Smart branding helps to build strong connections with customers.
By Brenda Haines
What prompts a customer to choose one company over another? For many companies, the frustrating answer is price. To avoid competing exclusively on price, companies must build a strong emotional connection with customers and prospects. Effective branding will help them look beyond price and see that your company is not the same as your competitors.
What is a brand?
Many people confuse a brand with a logo. While a logo is one part of a brand’s identity, a brand is more than just that. At its core, a brand is the emotional response a company evokes in a customer’s or prospect’s mind. If you’re skeptical, try this exercise. Consider these three national brands and note what comes to mind: Starbucks, Target and Best Buy.

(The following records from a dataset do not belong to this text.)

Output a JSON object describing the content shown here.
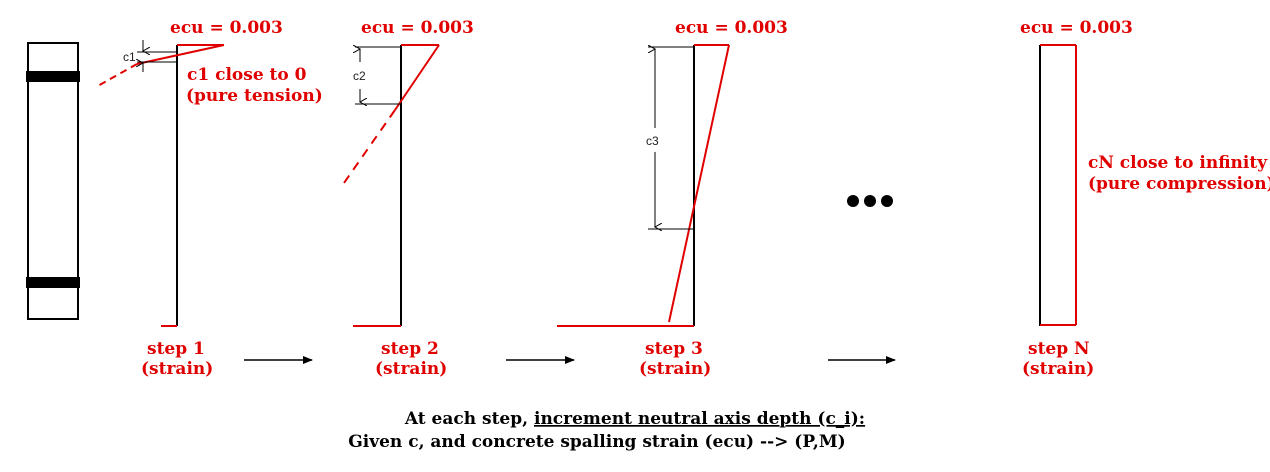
{
  "steps": [
    {
      "ecu_label": "ecu = 0.003",
      "name": "step 1",
      "sub": "(strain)",
      "dim_label": "c1",
      "note_line1": "c1 close to 0",
      "note_line2": "(pure tension)"
    },
    {
      "ecu_label": "ecu = 0.003",
      "name": "step 2",
      "sub": "(strain)",
      "dim_label": "c2"
    },
    {
      "ecu_label": "ecu = 0.003",
      "name": "step 3",
      "sub": "(strain)",
      "dim_label": "c3"
    },
    {
      "ecu_label": "ecu = 0.003",
      "name": "step N",
      "sub": "(strain)",
      "note_line1": "cN close to infinity",
      "note_line2": "(pure compression)"
    }
  ],
  "caption": {
    "prefix": "At each step, ",
    "underlined": "increment neutral axis depth (c_i):",
    "line2": "Given c, and concrete spalling strain (ecu) --> (P,M)"
  },
  "colors": {
    "strain": "#e00000",
    "section": "#000000"
  }
}
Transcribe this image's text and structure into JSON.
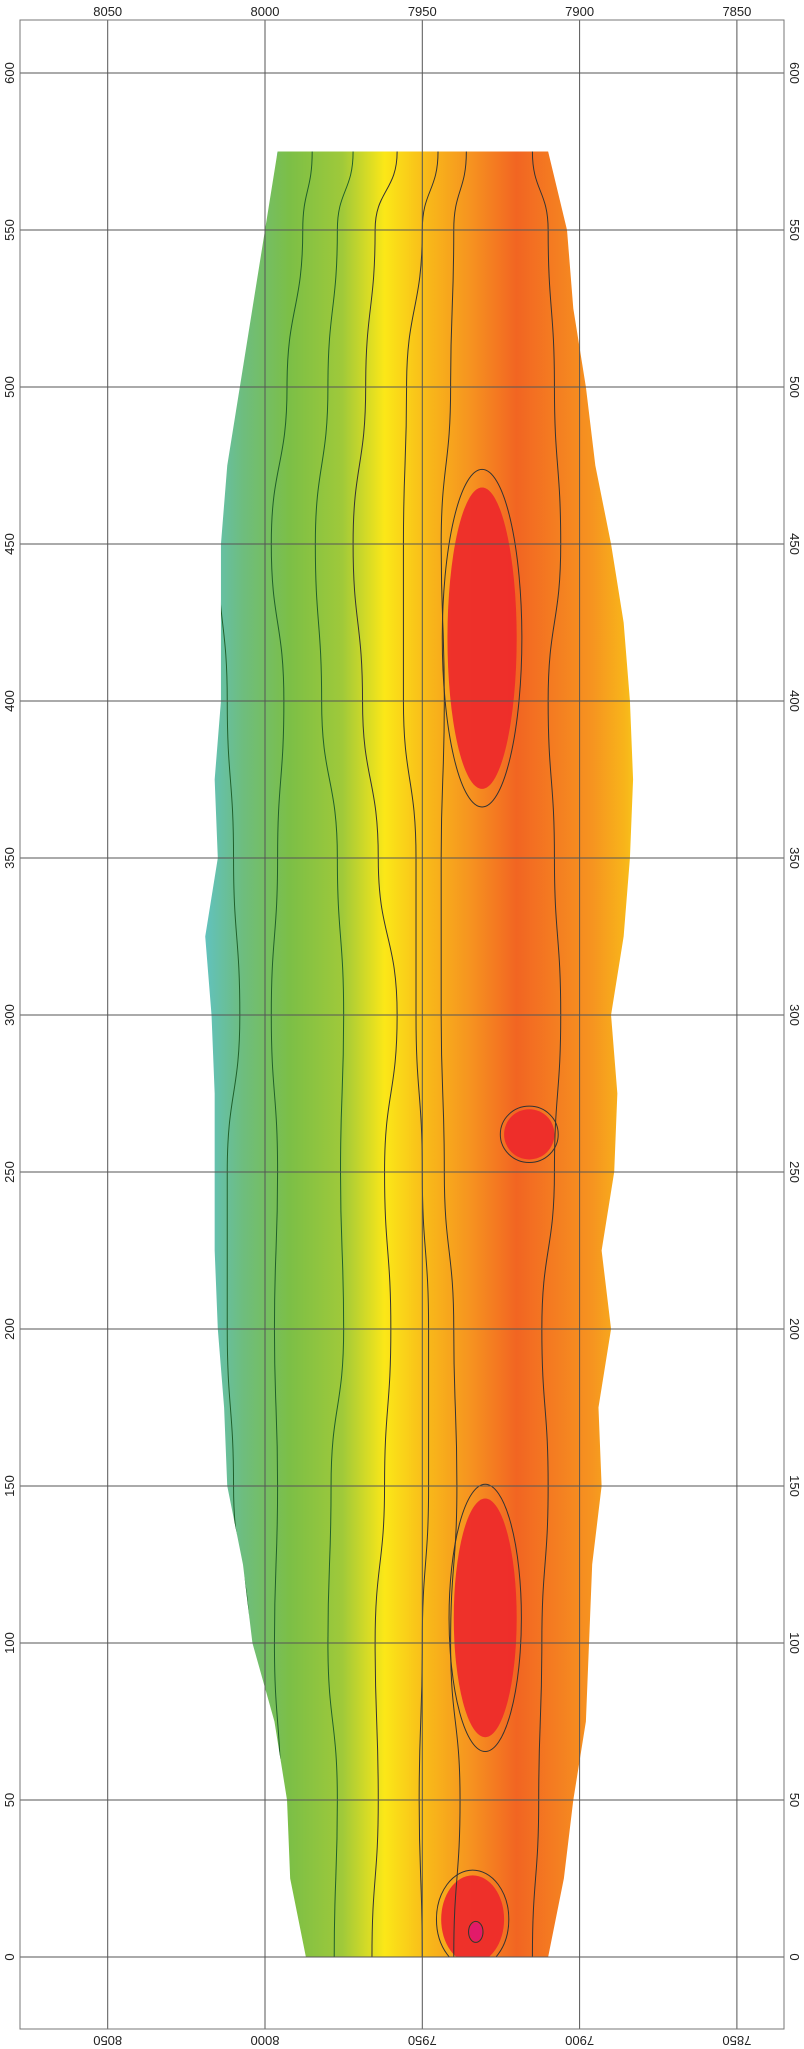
{
  "chart_data": {
    "type": "heatmap",
    "title": "",
    "xlabel": "",
    "ylabel": "",
    "x_axis": {
      "range": [
        8100,
        7820
      ],
      "direction": "decreasing-left-to-right",
      "ticks": [
        8050,
        8000,
        7950,
        7900,
        7850
      ],
      "tick_labels": [
        "8050",
        "8000",
        "7950",
        "7900",
        "7850"
      ]
    },
    "y_axis": {
      "range": [
        -10,
        620
      ],
      "ticks": [
        0,
        50,
        100,
        150,
        200,
        250,
        300,
        350,
        400,
        450,
        500,
        550,
        600
      ],
      "tick_labels": [
        "0",
        "50",
        "100",
        "150",
        "200",
        "250",
        "300",
        "350",
        "400",
        "450",
        "500",
        "550",
        "600"
      ]
    },
    "grid": true,
    "legend": "none",
    "color_scale": [
      "#1e90d8",
      "#5bc4dd",
      "#6ebd7e",
      "#7cbf46",
      "#9fc93a",
      "#d2dd28",
      "#fbe718",
      "#f8b51a",
      "#f69420",
      "#f26522",
      "#ed2b2b",
      "#e0196e"
    ],
    "data_extent": {
      "x_west": [
        7987,
        7992,
        7993,
        7997,
        8004,
        8007,
        8012,
        8013,
        8015,
        8016,
        8016,
        8016,
        8017,
        8019,
        8015,
        8016,
        8014,
        8014,
        8014,
        8012,
        8008,
        8004,
        8000,
        7996
      ],
      "x_east": [
        7910,
        7905,
        7902,
        7898,
        7897,
        7896,
        7893,
        7894,
        7890,
        7893,
        7889,
        7888,
        7890,
        7886,
        7884,
        7883,
        7884,
        7886,
        7890,
        7895,
        7898,
        7902,
        7904,
        7910
      ],
      "y": [
        0,
        25,
        50,
        75,
        100,
        125,
        150,
        175,
        200,
        225,
        250,
        275,
        300,
        325,
        350,
        375,
        400,
        425,
        450,
        475,
        500,
        525,
        550,
        575
      ]
    },
    "band_boundaries": [
      {
        "value": "band-1",
        "x": [
          8000,
          8002,
          8005,
          8010,
          8012,
          8012,
          8008,
          8010,
          8012,
          8015,
          8011,
          8003,
          7998
        ]
      },
      {
        "value": "band-2",
        "x": [
          7991,
          7995,
          7997,
          7996,
          7997,
          7996,
          7998,
          7996,
          7994,
          7998,
          7993,
          7988,
          7985
        ]
      },
      {
        "value": "band-3",
        "x": [
          7978,
          7977,
          7980,
          7979,
          7975,
          7976,
          7975,
          7977,
          7982,
          7984,
          7980,
          7977,
          7972
        ]
      },
      {
        "value": "band-4",
        "x": [
          7966,
          7964,
          7965,
          7962,
          7960,
          7962,
          7958,
          7964,
          7969,
          7972,
          7968,
          7965,
          7958
        ]
      },
      {
        "value": "band-5",
        "x": [
          7950,
          7951,
          7950,
          7948,
          7948,
          7950,
          7952,
          7952,
          7956,
          7956,
          7955,
          7950,
          7945
        ]
      }
    ],
    "hot_spots": [
      {
        "cx": 7931,
        "cy": 420,
        "rx": 11,
        "ry": 48,
        "level": "max"
      },
      {
        "cx": 7930,
        "cy": 108,
        "rx": 10,
        "ry": 38,
        "level": "max"
      },
      {
        "cx": 7916,
        "cy": 262,
        "rx": 8,
        "ry": 8,
        "level": "max"
      },
      {
        "cx": 7934,
        "cy": 12,
        "rx": 10,
        "ry": 14,
        "level": "max"
      },
      {
        "cx": 7933,
        "cy": 8,
        "rx": 2,
        "ry": 3,
        "level": "peak"
      }
    ]
  }
}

Did Starbucks bring to mind a comfortable, welcoming place to hang out? Does Target evoke a feeling of being hip, cool and fresh? For Best Buy, do you think geek, as in, “Thank goodness there’s a geek here who can help me figure out what I really need?” If this is the case, the companies’ efforts have paid off. Emotional responses are not random; great brands decide what they want to be and then build their organizations to support that vision.
Determining a brand
Large or small, national company or local, family business—how your company is branded matters at any size. In fact, you already have a brand, whether you know it or not. Every interaction is a chance to make a customers happy, sad, joyful, frustrated, angry or thrilled. If someone asks about your company, the response will start with that emotion: “Company X made me so mad,” or “I love Company X.”
An effective brand is based on what customers value and what you are already doing that they like. A common myth is that brands can just be invented, but a real brand is unearthed, like a great find in an archaeological dig. If you ask customers, “What do you tell other people about our company?” some themes may emerge. These themes constitute your brand.
Writing and living it
Once you’ve determined what your customers want—and what you’re good at providing—you can build on that brand. It’s a good idea to develop a brand statement that can be used as a measuring stick for decision making. An effective brand statement will fit on the back of a business card so it’s quickly memorized, and your team can easily understand it.
Let’s use a tent rental company as an example. They adopt the effective brand statement, “We provide the backdrop for beautiful memories.” An ineffective version of that would be, “Through innovation, engineering, design and project management, we develop custom tent rental solutions to fit each customer’s individual needs.” The first one works because it is brief and specific. It paints an image of a beautiful memory in the reader’s mind, and provides an easy way to measure success. You can ask the question: Does this [business process] create a beautiful memory? If the answer is no, you have work to do.
Powerful brands constantly refer to their brand statement, aligning every part of operations with it. From the sales manager who takes calls, to the installer in the field or the accountant who sends invoices—all are a crucial part of the brand. Training can help employees who aren’t living the brand; likewise, the brand statement can be a part of employee evaluations and compensation.
Facilities, sales and marketing materials, website and social media also reflect a company’s brand. Most importantly, the actual product must be consistent as well. Using the sample brand (“We provide the backdrop for beautiful memories”), look at ways your people, places and products are helping create beautiful memories. Employees who excel at customer service and problem solving on customers’ behalf are rewarded; those who do not are offered training to address the gaps.
The company’s office, logo, website and social media are designed and updated to showcase the beautiful memories the company creates. Beautifully installed tents (or awnings, graphics or whatever your company sells), as well as the smooth handling of the permitting and installing process, complete the beautiful memory for every customer.
One surefire way exists to make sure your company is doing all it can to live your brand: ask your team. Because they see your company from different perspectives, they are a great source for ideas, and their ideas can help ensure that your company’s brand is consistent across all areas.
Individualize the message
Consistency is crucial, but it’s still important to acknowledge differences among your customers. If you serve both corporate and residential clients, individualize descriptions for the way you create beautiful memories; a beautiful memory for a bride, for example, is different from one for a corporate event planner. You need to demonstrate the value to each audience individually or they won’t see it as a value at all.
For a bride, you might describe the design work and beautiful, elegant backdrops you create with the products in your inventory. For the corporate meeting planner, you may describe the efficiency with which you manage the permitting process, installation and takedown. Each statement creates value and is true to your brand.
A strong brand will create such positive experiences for your customers that the resulting word-of-mouth marketing will drive growth. Measure the success of your brand building with brand-specific questions in customer surveys, and by simply asking prospective customers how they heard about you. For service-oriented companies, 60 percent or more of their business comes from word-of-mouth. Note where new business comes from to see how well your brand is working. Measurement is the analytical finish to a process that starts with emotion. Keep this emotion at the core of what you do and you’ll be on your way to developing a strong brand.